The Social Democratic Party of India, (SDPI), has come out in support of the stand taken by the All India Muslim Personal Law Board, (AIMPLB), against the move of framing Uniform Civil Code, (UCC), and appeal to Muslims to boycott and not to respond to the questionnaire of the Law Commission. The questionnaire, the party charged, is a ploy to usher in Hindu Rashtra ideology in India from the back door.
SDPI national president A. Sayeed in a statement concurred with the AIMPLB that the Law Commission’s decision to seek public feedback on UCC is a calculated move aimed at disrupting communal harmony and when implemented, the UCC will bring to an end country’s pluralism and paint all in one colour. He said the questionnaire reveals in to the intention of the Commission. Some of the questions point out to the fact that it has been framed to target a particular religious group and their personal law.
Sayeed said that in the pretext of opposing the injustice and complications connected to triple talaq, government is trying to snatch away the religious freedom guaranteed in the Indian Constitution.

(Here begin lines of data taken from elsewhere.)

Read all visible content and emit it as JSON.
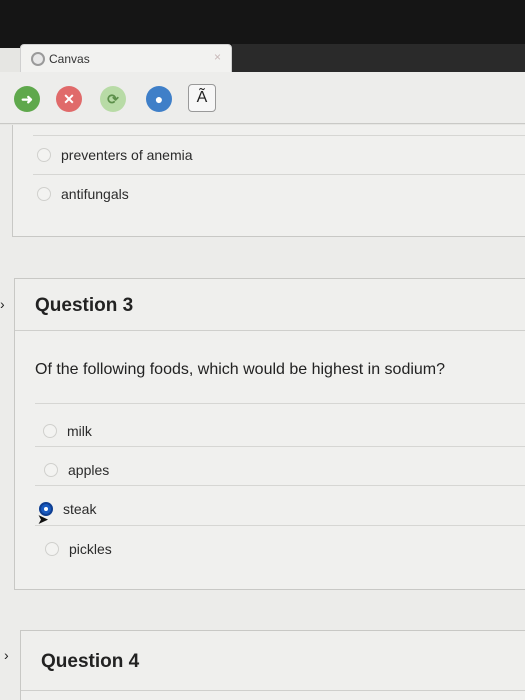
{
  "browser": {
    "tab_title": "Canvas",
    "tab_close": "×",
    "toolbar_char": "Ã"
  },
  "prev_question": {
    "answers": [
      "preventers of anemia",
      "antifungals"
    ]
  },
  "question3": {
    "title": "Question 3",
    "text": "Of the following foods, which would be highest in sodium?",
    "answers": [
      "milk",
      "apples",
      "steak",
      "pickles"
    ],
    "selected": "steak"
  },
  "question4": {
    "title": "Question 4"
  },
  "colors": {
    "selected_radio": "#1a5bbf",
    "back_button": "#5fa84c",
    "stop_button": "#e06a6a"
  }
}
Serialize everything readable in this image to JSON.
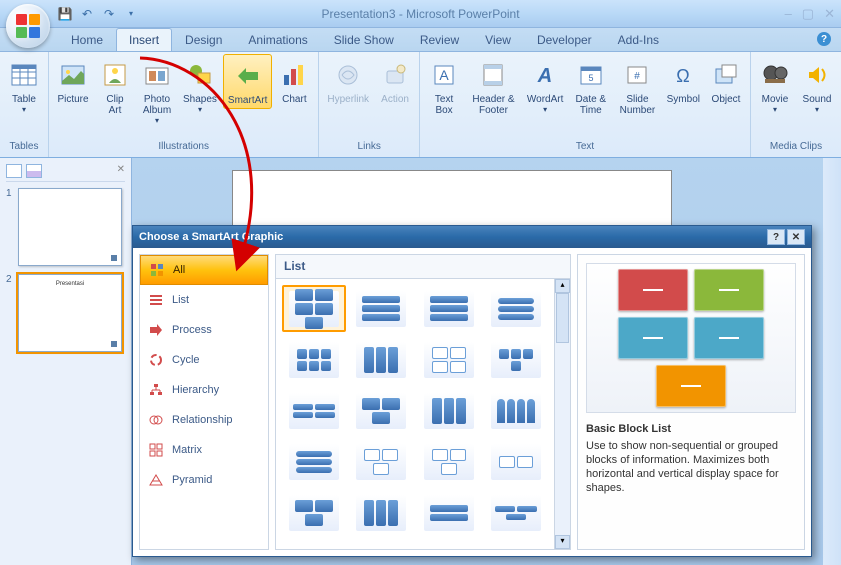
{
  "title": "Presentation3 - Microsoft PowerPoint",
  "tabs": [
    "Home",
    "Insert",
    "Design",
    "Animations",
    "Slide Show",
    "Review",
    "View",
    "Developer",
    "Add-Ins"
  ],
  "active_tab": "Insert",
  "ribbon": {
    "tables": {
      "label": "Tables",
      "items": [
        "Table"
      ]
    },
    "illustrations": {
      "label": "Illustrations",
      "items": [
        "Picture",
        "Clip Art",
        "Photo Album",
        "Shapes",
        "SmartArt",
        "Chart"
      ]
    },
    "links": {
      "label": "Links",
      "items": [
        "Hyperlink",
        "Action"
      ]
    },
    "text": {
      "label": "Text",
      "items": [
        "Text Box",
        "Header & Footer",
        "WordArt",
        "Date & Time",
        "Slide Number",
        "Symbol",
        "Object"
      ]
    },
    "media": {
      "label": "Media Clips",
      "items": [
        "Movie",
        "Sound"
      ]
    }
  },
  "slides": [
    {
      "num": "1",
      "title": ""
    },
    {
      "num": "2",
      "title": "Presentasi"
    }
  ],
  "dialog": {
    "title": "Choose a SmartArt Graphic",
    "categories": [
      "All",
      "List",
      "Process",
      "Cycle",
      "Hierarchy",
      "Relationship",
      "Matrix",
      "Pyramid"
    ],
    "selected_category": "All",
    "gallery_heading": "List",
    "preview_name": "Basic Block List",
    "preview_desc": "Use to show non-sequential or grouped blocks of information. Maximizes both horizontal and vertical display space for shapes.",
    "preview_colors": [
      "#d24b4b",
      "#8bb83b",
      "#4ca8c8",
      "#4ca8c8",
      "#f29400"
    ]
  }
}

India is not yet ready to digest such controversial issues which are being raised just for political gains. The Indian Constitution already provides that such issues need to be taken by the government only if the people belonging to various communities are able to form a consensus in this regard.
He called upon all secular parties to oppose the step tooth and nail. He also asked the All India Muslim Personal Law Board to come forward with a formula to protect the rights of women, as ensured in Quran and Sunnah, including those connected to marriage and divorce. It is the moral responsibility of the AIMPLB to bear out that rights of women can be protected without going for a Uniform Civil Code.
Sayeed said there is a universal consensus that the State is not the only source of law. Pluralistic legal system prevails in many of the modern democratic secular countries. It is strange that the Law Commission is not able to find much merit in the concept of legal pluralism. He said the religious minorities should not be forced to give away their personal rights simply because someone in the Sangh Parivar thinks that a particular set of rules represent UCC. It will be a grave mistake. When recommending UCC in the directive principles of state policy, the Constitution did not mean flattening out all the rights of individuals and different communities as uniform. Sayeed said that it is also disgusting to note that while the directive principle of a uniform civil code is emphasized, no one speaks of the non-implementation of other directive principles that are far more important : the right to work, living wages, avoiding the concentration of wealth in the hands of a few and protection of monuments.